Your weekend dining and entertainment guide

Friyay!: What to watch

Morfydd Clark. PHOTO: THE PROJECTOR
Lena Headey (left) and Karen Gillan. PHOTO: SHAW ORGANISATION
Pete Davidson. PHOTO: HBO ASIA

HORROR

SAINT MAUD (M18)

85 minutes, available on Netflix

4 stars

Just added to Netflix is this eerily beautiful work of psychological horror by first-time feature director Rose Glass.

Palliative care nurse Katie (Welsh actress Morfydd Clark, giving a phenomenal performance) meets with a traumatic incident at work that alters her profoundly. She changes her name to the old-fashioned Maud and becomes deeply religious, believing that God speaks to her directly.

After she becomes a carer for the terminally ill American Amanda (Jennifer Ehle), Maud tries to convert her cynical, pleasure-loving patient to her brand of evangelical worship.

British writer-director Glass' strong visuals are influenced by how she sees small-town England, especially the seaside villages that dot the coast - the ones with brightly coloured tourist attractions which struggle to bring joy to a damp, grey landscape, but never succeed.

ACTION/THRILLER

GUNPOWDER MILKSHAKE (M18)

115 minutes, now showing

3 stars

Set in an unnamed American city during a time period that blends 1950s jet-age style with contemporary technology such as mobile phones, a girl, Sam, is abandoned by her mother (Lena Headey).

Fifteen years later, Sam (Karen Gillan), like her mother, is an assassin working for an organisation known as The Firm. Its representative, Nathan (Paul Giamatti), orders her to clean up a case of embezzlement, a job that leads to her meeting the three custodians of a private arsenal - played by Angela Bassett, Carla Gugino and Michelle Yeoh.

Israeli director and co-writer Navot Papushado favours intense scenes of gun and knife action, but he loves Americana more.

You find bowling alleys flooded in pink neon, boat-size 1970s cars, a soundtrack thick with classics from The Platters, Matt Monro and Bobby Darin, as well as pivotal scenes set in a 1950s diner, complete with a tough-but-tender waitress.

COMEDY

THE KING OF STATEN ISLAND (M18)

131 minutes, available on HBO (StarHub TV Channel 601, Singtel TV Channel 420) and HBO Go

4 stars

Comedian Pete Davidson uses his life as raw material for this nakedly honest, frequently hilarious project.

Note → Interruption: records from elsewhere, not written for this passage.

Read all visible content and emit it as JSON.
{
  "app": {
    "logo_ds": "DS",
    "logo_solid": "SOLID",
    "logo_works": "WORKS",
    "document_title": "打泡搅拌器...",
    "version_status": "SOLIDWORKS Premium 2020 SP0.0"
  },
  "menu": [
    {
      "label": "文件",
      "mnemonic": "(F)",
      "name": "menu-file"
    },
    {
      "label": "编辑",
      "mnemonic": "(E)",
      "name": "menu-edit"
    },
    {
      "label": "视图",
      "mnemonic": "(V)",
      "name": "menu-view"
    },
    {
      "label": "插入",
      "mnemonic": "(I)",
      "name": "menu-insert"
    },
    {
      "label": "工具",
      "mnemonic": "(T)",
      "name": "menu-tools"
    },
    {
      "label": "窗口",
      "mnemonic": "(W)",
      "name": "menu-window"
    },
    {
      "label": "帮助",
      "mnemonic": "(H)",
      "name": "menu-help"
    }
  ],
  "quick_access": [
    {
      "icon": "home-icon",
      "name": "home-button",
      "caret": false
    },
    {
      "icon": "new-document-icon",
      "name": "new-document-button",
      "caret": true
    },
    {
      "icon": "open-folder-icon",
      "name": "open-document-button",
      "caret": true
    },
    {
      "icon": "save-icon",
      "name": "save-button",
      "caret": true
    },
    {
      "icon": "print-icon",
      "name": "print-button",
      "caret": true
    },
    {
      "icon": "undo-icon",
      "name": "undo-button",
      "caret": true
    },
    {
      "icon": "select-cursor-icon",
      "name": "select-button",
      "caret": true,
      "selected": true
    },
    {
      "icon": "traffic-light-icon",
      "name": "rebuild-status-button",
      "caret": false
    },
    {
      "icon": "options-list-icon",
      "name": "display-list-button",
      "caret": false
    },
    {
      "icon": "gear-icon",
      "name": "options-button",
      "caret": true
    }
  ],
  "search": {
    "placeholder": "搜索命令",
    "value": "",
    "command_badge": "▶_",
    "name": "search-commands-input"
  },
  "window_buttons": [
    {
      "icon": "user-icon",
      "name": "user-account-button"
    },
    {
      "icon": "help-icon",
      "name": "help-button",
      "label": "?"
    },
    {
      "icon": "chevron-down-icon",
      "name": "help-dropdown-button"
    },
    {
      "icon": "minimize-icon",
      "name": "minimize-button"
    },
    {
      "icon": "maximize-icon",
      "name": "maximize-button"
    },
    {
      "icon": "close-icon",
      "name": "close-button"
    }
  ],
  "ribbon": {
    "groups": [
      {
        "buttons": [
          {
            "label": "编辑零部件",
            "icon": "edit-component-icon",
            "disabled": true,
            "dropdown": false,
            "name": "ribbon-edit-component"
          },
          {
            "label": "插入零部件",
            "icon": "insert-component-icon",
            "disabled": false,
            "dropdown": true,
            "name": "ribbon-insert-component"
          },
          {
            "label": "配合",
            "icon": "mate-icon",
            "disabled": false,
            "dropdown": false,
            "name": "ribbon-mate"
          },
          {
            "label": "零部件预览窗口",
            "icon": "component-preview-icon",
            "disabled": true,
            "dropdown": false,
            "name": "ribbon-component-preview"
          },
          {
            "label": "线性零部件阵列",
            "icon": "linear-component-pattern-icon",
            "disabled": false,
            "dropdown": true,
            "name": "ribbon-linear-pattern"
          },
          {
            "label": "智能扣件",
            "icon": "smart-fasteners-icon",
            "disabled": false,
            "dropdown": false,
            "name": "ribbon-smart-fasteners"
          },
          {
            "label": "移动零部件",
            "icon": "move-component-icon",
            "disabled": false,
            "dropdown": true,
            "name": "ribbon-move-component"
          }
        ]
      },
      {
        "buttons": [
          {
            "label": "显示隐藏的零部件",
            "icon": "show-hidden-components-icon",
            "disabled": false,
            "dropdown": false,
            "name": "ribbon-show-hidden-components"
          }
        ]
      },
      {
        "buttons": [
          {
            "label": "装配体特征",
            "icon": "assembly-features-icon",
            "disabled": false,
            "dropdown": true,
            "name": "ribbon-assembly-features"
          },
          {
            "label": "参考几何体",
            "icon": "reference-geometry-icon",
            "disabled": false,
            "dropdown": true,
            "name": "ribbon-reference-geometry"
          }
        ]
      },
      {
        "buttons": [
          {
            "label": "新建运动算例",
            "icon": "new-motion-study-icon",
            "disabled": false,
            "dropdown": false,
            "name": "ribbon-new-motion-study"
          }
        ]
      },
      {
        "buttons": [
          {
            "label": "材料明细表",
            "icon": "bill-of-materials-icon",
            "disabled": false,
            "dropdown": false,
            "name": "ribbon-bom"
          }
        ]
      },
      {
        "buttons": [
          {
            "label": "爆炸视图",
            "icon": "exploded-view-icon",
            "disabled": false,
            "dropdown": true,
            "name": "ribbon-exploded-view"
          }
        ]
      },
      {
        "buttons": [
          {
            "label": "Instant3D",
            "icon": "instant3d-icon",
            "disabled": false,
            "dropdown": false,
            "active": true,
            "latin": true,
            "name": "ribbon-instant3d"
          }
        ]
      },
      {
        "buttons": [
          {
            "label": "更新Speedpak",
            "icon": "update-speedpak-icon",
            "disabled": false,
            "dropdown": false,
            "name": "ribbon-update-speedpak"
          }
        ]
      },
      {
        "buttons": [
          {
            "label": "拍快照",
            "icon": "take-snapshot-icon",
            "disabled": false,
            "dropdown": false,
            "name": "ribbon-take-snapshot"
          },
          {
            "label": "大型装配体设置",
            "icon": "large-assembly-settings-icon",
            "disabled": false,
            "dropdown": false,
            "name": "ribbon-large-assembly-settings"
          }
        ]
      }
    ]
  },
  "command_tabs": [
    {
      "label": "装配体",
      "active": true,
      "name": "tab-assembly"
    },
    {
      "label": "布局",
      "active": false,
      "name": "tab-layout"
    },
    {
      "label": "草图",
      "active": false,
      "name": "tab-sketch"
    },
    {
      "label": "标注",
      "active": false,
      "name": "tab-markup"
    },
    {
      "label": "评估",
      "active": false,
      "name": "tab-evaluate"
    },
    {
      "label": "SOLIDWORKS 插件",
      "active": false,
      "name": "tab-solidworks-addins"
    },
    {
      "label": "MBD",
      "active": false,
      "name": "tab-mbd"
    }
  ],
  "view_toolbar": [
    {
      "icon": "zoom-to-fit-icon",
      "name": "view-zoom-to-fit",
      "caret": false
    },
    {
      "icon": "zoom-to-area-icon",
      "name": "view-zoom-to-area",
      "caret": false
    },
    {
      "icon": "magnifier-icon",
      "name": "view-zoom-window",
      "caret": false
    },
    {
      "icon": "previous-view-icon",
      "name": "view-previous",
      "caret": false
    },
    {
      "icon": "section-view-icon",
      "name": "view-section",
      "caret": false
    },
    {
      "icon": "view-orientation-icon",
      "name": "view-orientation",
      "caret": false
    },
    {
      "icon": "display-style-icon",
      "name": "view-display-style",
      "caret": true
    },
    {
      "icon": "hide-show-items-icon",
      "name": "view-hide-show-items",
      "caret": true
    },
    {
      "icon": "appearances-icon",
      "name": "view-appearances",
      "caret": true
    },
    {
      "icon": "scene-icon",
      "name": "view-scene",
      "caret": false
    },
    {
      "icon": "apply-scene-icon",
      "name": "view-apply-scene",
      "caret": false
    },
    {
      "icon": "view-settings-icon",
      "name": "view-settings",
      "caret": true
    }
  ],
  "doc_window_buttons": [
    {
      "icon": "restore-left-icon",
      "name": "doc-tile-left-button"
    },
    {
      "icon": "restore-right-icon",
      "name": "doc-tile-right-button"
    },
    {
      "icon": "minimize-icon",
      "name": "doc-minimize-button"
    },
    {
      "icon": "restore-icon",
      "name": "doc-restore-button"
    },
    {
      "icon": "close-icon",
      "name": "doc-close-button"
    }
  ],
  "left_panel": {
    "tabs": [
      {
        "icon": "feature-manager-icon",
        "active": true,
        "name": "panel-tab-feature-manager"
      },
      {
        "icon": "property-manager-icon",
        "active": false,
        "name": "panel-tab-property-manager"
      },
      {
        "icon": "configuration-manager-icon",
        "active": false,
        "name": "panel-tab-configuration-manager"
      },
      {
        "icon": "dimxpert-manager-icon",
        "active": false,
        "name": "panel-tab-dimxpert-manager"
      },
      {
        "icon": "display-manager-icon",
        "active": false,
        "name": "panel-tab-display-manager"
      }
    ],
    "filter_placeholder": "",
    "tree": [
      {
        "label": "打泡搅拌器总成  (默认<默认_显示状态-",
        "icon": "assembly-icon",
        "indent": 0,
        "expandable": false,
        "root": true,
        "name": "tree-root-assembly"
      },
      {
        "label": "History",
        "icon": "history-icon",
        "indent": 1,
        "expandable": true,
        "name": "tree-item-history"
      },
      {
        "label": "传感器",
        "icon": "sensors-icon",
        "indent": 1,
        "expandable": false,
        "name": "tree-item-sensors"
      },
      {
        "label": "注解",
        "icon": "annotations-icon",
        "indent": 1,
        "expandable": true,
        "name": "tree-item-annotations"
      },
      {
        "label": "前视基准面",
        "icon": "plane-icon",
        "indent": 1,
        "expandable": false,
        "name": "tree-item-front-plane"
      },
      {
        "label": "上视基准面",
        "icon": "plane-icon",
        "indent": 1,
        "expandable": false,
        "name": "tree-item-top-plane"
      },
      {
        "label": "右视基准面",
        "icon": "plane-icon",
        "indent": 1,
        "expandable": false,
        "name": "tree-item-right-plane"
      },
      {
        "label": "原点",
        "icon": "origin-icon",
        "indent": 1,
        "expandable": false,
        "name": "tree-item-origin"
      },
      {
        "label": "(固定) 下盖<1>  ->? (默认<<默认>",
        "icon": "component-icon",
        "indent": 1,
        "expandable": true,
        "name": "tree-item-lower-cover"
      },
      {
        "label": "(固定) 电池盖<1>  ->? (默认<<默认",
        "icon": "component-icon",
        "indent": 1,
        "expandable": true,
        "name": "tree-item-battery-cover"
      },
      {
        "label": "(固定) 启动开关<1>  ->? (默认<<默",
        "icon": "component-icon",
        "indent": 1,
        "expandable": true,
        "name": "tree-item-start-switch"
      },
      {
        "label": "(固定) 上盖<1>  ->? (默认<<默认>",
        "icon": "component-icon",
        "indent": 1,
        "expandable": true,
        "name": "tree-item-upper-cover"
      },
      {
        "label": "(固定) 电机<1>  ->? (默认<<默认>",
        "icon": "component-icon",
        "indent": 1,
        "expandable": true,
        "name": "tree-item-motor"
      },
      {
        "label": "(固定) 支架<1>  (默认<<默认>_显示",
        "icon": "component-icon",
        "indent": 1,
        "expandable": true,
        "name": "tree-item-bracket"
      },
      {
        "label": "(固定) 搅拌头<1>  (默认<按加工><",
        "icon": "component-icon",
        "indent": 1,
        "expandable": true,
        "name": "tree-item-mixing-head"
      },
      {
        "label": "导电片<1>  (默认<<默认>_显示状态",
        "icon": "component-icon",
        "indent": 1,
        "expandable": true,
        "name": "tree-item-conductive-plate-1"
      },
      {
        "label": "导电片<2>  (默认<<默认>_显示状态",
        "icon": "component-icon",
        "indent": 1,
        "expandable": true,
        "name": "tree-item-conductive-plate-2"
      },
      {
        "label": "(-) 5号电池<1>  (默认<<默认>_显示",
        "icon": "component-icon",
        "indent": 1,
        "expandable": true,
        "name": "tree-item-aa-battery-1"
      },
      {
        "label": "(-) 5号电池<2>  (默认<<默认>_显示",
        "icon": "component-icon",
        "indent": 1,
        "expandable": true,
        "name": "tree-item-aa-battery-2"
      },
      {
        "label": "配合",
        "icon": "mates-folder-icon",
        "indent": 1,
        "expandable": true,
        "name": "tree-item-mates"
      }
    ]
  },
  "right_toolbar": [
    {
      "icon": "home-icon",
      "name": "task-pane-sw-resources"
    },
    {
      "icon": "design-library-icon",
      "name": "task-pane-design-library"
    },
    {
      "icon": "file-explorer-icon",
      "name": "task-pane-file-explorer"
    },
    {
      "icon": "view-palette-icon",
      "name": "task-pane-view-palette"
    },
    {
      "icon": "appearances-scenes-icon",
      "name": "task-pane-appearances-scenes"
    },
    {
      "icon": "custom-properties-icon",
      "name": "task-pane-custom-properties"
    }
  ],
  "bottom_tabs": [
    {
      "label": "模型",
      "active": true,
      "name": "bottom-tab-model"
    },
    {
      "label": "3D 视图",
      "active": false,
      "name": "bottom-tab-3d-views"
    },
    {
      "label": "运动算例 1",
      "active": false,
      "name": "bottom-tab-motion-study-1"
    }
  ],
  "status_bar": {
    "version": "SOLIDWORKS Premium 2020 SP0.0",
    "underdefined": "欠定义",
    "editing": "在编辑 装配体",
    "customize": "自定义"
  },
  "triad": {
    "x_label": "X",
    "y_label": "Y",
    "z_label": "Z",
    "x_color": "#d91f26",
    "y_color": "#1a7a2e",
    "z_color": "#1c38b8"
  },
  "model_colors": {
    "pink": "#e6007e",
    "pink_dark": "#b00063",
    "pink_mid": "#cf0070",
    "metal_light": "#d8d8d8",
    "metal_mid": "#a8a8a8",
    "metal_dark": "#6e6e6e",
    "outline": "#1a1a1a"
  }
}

While directed by comedy titan Judd Apatow (The 40 Year-Old Virgin, 2005; Trainwreck, 2015), this movie features Davidson as its star, co-producer and co-writer (with Apatow).

He plays Scott, a jobless 24-year-old emotionally stunted by the death of his fireman father. His vulnerability has earned him a loyal coterie of stoner friends as well as a sort-of girlfriend in Kelsey (British actress Bel Powley).

In an uncool town located in the uncool New York borough of the film's title, Scott struggles to remain as he is - a tenant in the home of his mother Margie (Marisa Tomei), content to stay high and hang out, much to the annoyance of his more ambitious and more well-adjusted sister Claire (Apatow's daughter, Maude Apatow).